27. Natural Reality / D. Time / 2. Passage of Time / h. Change in time
I disagree with the idea that time is nothing but cosmic movement [Augustine]
     Full Idea: I once heard a learned man say that time is nothing but the movement of the sun and the moon and the stars, but I do not agree.
     From: Augustine (Confessions [c.398], XI.22)
     A reaction: It is tempting to say that you either take time or movement as axiomatic, and describe one in terms of the other, but you are stuck unable to give the initial statement of the axiom without mentioning the second property you were saving for later.
27. Natural Reality / E. Cosmology / 3. The Beginning
Heaven and earth must be created, because they are subject to change [Augustine]

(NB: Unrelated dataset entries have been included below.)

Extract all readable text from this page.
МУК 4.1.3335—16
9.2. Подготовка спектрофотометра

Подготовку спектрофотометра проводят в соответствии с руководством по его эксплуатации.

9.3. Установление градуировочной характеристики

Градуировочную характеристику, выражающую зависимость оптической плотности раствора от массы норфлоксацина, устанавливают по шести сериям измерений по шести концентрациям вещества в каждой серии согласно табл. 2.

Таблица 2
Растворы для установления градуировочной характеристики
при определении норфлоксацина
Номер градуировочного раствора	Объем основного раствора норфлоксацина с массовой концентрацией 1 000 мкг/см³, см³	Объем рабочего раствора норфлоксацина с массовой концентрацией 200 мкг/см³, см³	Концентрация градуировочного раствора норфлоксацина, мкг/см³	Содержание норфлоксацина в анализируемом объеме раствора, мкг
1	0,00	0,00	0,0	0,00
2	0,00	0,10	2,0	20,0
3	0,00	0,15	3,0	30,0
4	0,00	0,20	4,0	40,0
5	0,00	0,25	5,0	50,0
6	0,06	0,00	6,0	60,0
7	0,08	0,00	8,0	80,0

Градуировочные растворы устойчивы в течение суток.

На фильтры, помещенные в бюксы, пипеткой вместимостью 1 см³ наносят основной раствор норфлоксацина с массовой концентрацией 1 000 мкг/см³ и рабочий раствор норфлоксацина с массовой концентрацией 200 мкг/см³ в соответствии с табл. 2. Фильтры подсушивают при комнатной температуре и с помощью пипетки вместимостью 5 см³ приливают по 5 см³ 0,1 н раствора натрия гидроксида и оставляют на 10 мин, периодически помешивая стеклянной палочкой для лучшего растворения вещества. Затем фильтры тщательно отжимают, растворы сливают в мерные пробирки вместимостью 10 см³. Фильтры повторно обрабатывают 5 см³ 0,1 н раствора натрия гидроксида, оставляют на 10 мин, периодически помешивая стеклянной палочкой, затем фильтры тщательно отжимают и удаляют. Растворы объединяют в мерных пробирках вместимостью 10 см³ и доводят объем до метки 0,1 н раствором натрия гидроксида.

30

     Full Idea: The fact that heaven and earth are there proclaims that they were created, for they are subject to change and variation; ..the meaning of change and variation is that something is there which was not there before.
     From: Augustine (Confessions [c.398], XI.04)
     A reaction: It seems possible that the underlying matter is eternal (as in various conservation laws, such as that of energy), and that all change is in the form rather than the substance.
28. God / A. Divine Nature / 5. God and Time
If God existed before creation, why would a perfect being desire to change things? [Augustine, by Bardon]
     Full Idea: If nothing existed by God before creation, then what could have happened to, or within, God that led God to decide to create the universe at that particular moment? Why would an eternal or perfect being want or need to change?
     From: report of Augustine (Confessions [c.398]) by Adrian Bardon - Brief History of the Philosophy of Time 1 'Augustine's'
     A reaction: I suppose you could reply that change is superior to stasis, but then why did God delay the creation?
If God is outside time in eternity, can He hear prayers? [Augustine]
     Full Idea: O Lord, since you are outside time in eternity, are you unaware of the things that I tell you?
     From: Augustine (Confessions [c.398], XI.01)
     A reaction: This strikes me as the single most difficult and most elusive question about the nature of a supreme divine being. If the being is trapped in time, as we are, it is greatly diminished, and if it is outside, it is hard to see how it could be a participant.